3 Ways Freelancers Can Tackle Missing Deadlines

I have never missed any deadline so far in my writing career. I am as timely as they come.
Except the above claims or assertions were to be positive confessions, we need to scrap them because they aren’t true. Did you actually think they were true? (Awww…thanks for your immense faith in me!).

I have missed deadlines so much in the past that my only valid option was to switch off my phone so as to avoid receiving any notifications about pending jobs (guilty as charged). One morning not so long ago, I woke up with a start. I had woken up really late and believe me, all I could do was laugh! It was 5am-not late for most people but since I had so many deadlines to beat, it was super-late. Eventually, I was thankfully able to beat the deadlines.

We all agree on the fact that missing deadlines wouldn’t be great for our reviews, but we can’t just agree alone, we need to tackle this problem heads on!

1. Stop taking on more jobs than you can handle. Stop it!

I guess you probably were expecting to hear something more revelatory, but we have to get the basics right. (If the foundation be faulty, what can the righteous do?)

I know how enticing the money you’d make from those jobs are; I really do, and I also know that for us freelancers if ever given the opportunity, we would take on the jobs of three individuals at once if it equals to more substantial pay! 

But I would still sound the note of warning about you taking up so many jobs and then missing most of their deadlines- it does little, if any help to your credibility. Not only are you at risk of being seen as unserious, you also are at a huge risk of churning out substandard work simply because you were no longer working from the perspective of creating something beautiful but rather, from the perspective of meeting your deadline; which is a good disabler of creativity.

So, are you still involved in taking on more work than you can handle? It’s time to stop!

2. Schedule Your Work According To Urgency

While some projects might come in before some others, I have found it wise to deal with my most urgent projects first. Which one required my immediate attention? If I would agree to taking on a very urgent job, it follows that I also must have agreed to clear up my writing space for me to meet up with it. sometimes missing a deadline doesn’t mean you’re someone who doesn’t work well, or who delivers projects to clients late, it sometimes means that you just didn’t adequately schedule your work. 

You could work on scheduling your work from most urgent to more urgent to the least urgent. While you have the liberty to work on a project which you would have to deliver in a month’s time at the rate of one hour per day for 2-3 weeks, another more urgent job which you would need to deliver tomorrow or next week has to be given top priority. Don’t leave the urgent to chase the less urgent.

3.Be Open To Your Clients

In the midst of competition, it might be a little difficult to do this but still, hear me out. When getting some jobs, you just have the gut feeling that handling it might take a lot more time than is being given at the onset of the job contract, but you wonder if saying anything to the client about this would yield any positive result. In other words, wouldn’t he just take the job back and hand it over to someone else? 

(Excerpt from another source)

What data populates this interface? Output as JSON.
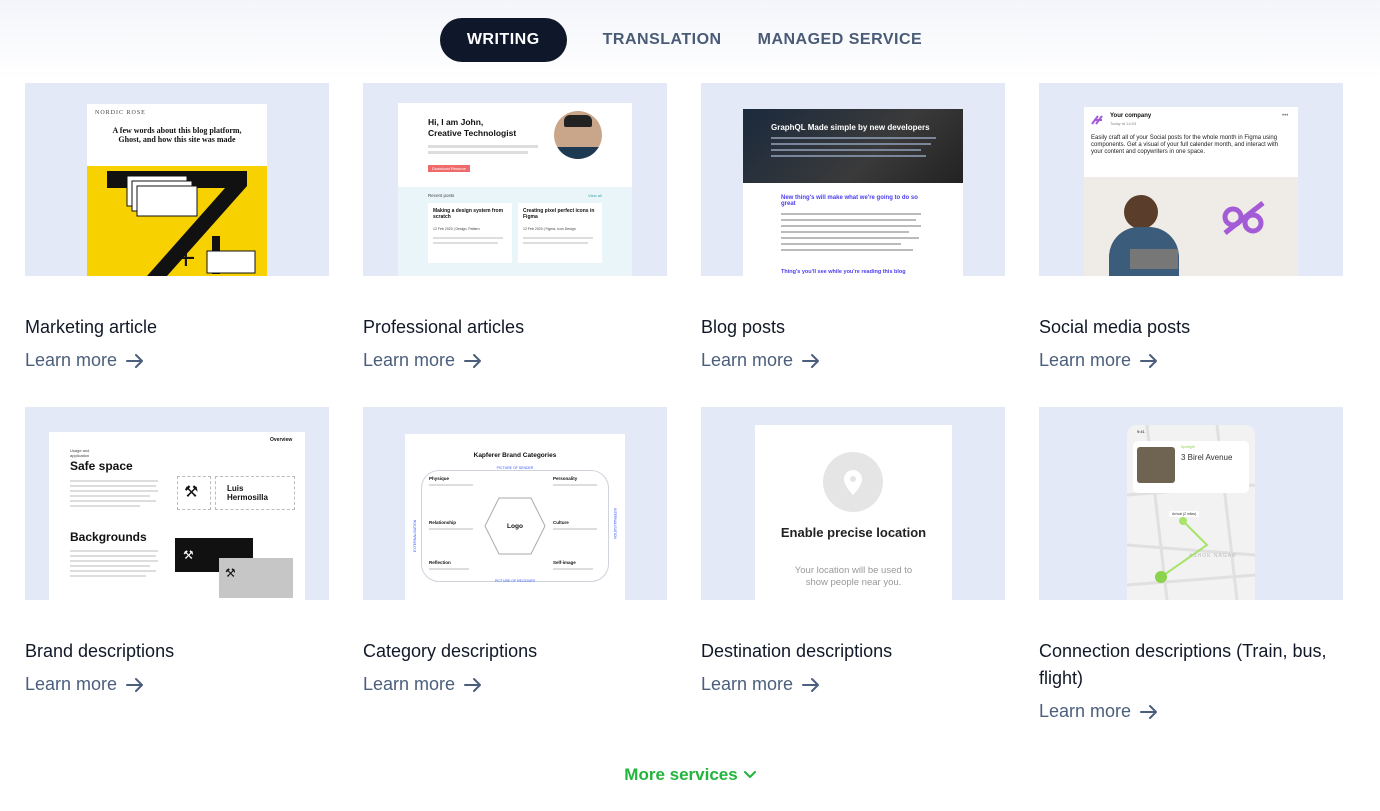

So you choose to be a brave person and take on the job, regardless of the fact that you might not be able to tackle it within that time frame. I have found out that a lot of clients would be happy to re-negotiate if you can explain to them in clear and concise terms, how much time you would be needing, and why. Some of them don’t even know how much work their project entails! Therefore, leaving it up to them to always decide when would be the appropriate time to deliver on a job might not always be the best.

Have you ever gone to a seamstress with an elaborate idea (which you probably thought wasn’t so elaborate) and a relatively unrealistic time frame on the other hand? How did that work out? I wouldn’t be surprised if you told me it ended up being that you had to get that ball gown at a later time than you thought after she ad explained how much stress and time it would take to create your fantasy. Same with whatever project you are working on. Explaining the details to a client, hurts no one but rather, enables everyone to be on the same page.

Sometimes the virtue of patience is one which you have to teach your clients.